Nie ulega wszelkiej wątpliwości, że od początku sezonu największą furorę w bawarskim klubie robi Mathys Tel, który niejednokrotnie ratował już kolegów w bieżącej kampanii.
Licząc wszystkie rozgrywki, francuski napastnik wystąpił w 10 meczach, w których to strzelił 6 bramek oraz zanotował 2 asysty. Mając na uwadze czas spędzony na boiskach, Mathys notuje udział przy golu FCB średnio co 42 minuty!
Bardzo dobre występy poskutkowały tym, że został on powołany po raz pierwszy do kadry narodowej Francji U-21, gdzie trener Thierry Henry jest pod ogromnym wrażeniem gry i osiągnięć Tela w bieżącym sezonie. 46-latek nie ma wątpliwości, że to, co robi 18-latek, jest po prostu wyjątkowe.
− To, co robi teraz mały Mathys Tel, jest wyjątkowe w tak krótkim czasie. Mając takich konkurentów w kadrze, nie jest łatwo odnaleźć się w Bayernie. Wystarczy prześledzić, co ten chłopak robił ostatnio – powiedział Henry.
− Zagrał od początku tylko w jednym meczu, a mimo wszystko miał udział przy 8 bramkach w sezonie – to oczywiście niesamowite osiągnięcie. Mathys często wchodzi na boisko nawet przed tak wielkim piłkarzem jak Mueller – dodał.
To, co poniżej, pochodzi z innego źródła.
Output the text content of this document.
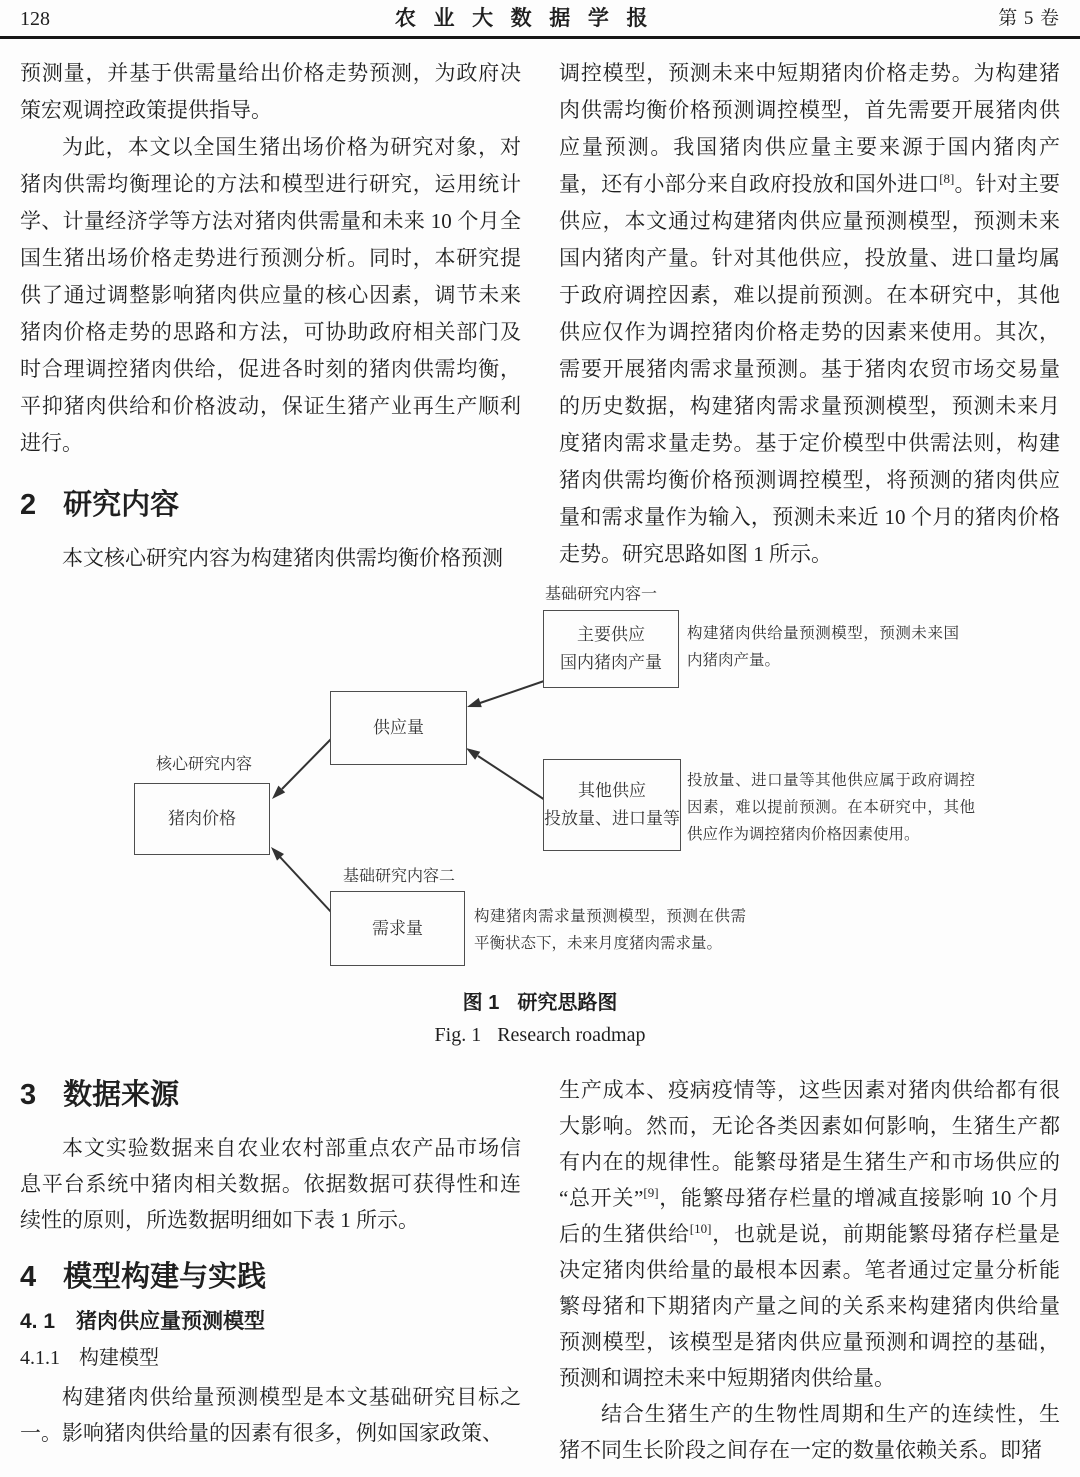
128	农 业 大 数 据 学 报	第 5 卷

预测量，并基于供需量给出价格走势预测，为政府决策宏观调控政策提供指导。

为此，本文以全国生猪出场价格为研究对象，对猪肉供需均衡理论的方法和模型进行研究，运用统计学、计量经济学等方法对猪肉供需量和未来 10 个月全国生猪出场价格走势进行预测分析。同时，本研究提供了通过调整影响猪肉供应量的核心因素，调节未来猪肉价格走势的思路和方法，可协助政府相关部门及时合理调控猪肉供给，促进各时刻的猪肉供需均衡，平抑猪肉供给和价格波动，保证生猪产业再生产顺利进行。

2 研究内容

本文核心研究内容为构建猪肉供需均衡价格预测

调控模型，预测未来中短期猪肉价格走势。为构建猪肉供需均衡价格预测调控模型，首先需要开展猪肉供应量预测。我国猪肉供应量主要来源于国内猪肉产量，还有小部分来自政府投放和国外进口[8]。针对主要供应，本文通过构建猪肉供应量预测模型，预测未来国内猪肉产量。针对其他供应，投放量、进口量均属于政府调控因素，难以提前预测。在本研究中，其他供应仅作为调控猪肉价格走势的因素来使用。其次，需要开展猪肉需求量预测。基于猪肉农贸市场交易量的历史数据，构建猪肉需求量预测模型，预测未来月度猪肉需求量走势。基于定价模型中供需法则，构建猪肉供需均衡价格预测调控模型，将预测的猪肉供应量和需求量作为输入，预测未来近 10 个月的猪肉价格走势。研究思路如图 1 所示。

基础研究内容一
主要供应
国内猪肉产量
构建猪肉供给量预测模型，预测未来国内猪肉产量。
供应量
核心研究内容
猪肉价格
其他供应
投放量、进口量等
投放量、进口量等其他供应属于政府调控因素，难以提前预测。在本研究中，其他供应作为调控猪肉价格因素使用。
基础研究内容二
需求量
构建猪肉需求量预测模型，预测在供需平衡状态下，未来月度猪肉需求量。
图 1 研究思路图
Fig. 1 Research roadmap
3 数据来源

本文实验数据来自农业农村部重点农产品市场信息平台系统中猪肉相关数据。依据数据可获得性和连续性的原则，所选数据明细如下表 1 所示。

4 模型构建与实践
4. 1 猪肉供应量预测模型
4.1.1 构建模型

构建猪肉供给量预测模型是本文基础研究目标之一。影响猪肉供给量的因素有很多，例如国家政策、

生产成本、疫病疫情等，这些因素对猪肉供给都有很大影响。然而，无论各类因素如何影响，生猪生产都有内在的规律性。能繁母猪是生猪生产和市场供应的“总开关”[9]，能繁母猪存栏量的增减直接影响 10 个月后的生猪供给[10]，也就是说，前期能繁母猪存栏量是决定猪肉供给量的最根本因素。笔者通过定量分析能繁母猪和下期猪肉产量之间的关系来构建猪肉供给量预测模型，该模型是猪肉供应量预测和调控的基础，预测和调控未来中短期猪肉供给量。

结合生猪生产的生物性周期和生产的连续性，生猪不同生长阶段之间存在一定的数量依赖关系。即猪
− Mathysowi wystarczy kilka minut na boisku i już robi różnicę. To nie jest łatwe, zwłaszcza w takim klubie – podsumował Thierry Henry.
REKLAMA
Jeśli mowa o młodzieżowej reprezentacji Francji do lat dwudziestu jeden, to podopieczni Thierry’ego Henry’ego zagrają kolejno z Bośnią i Hercegowiną (13 października), zaś cztery dni później przyjdzie im zagrać z Cyprem.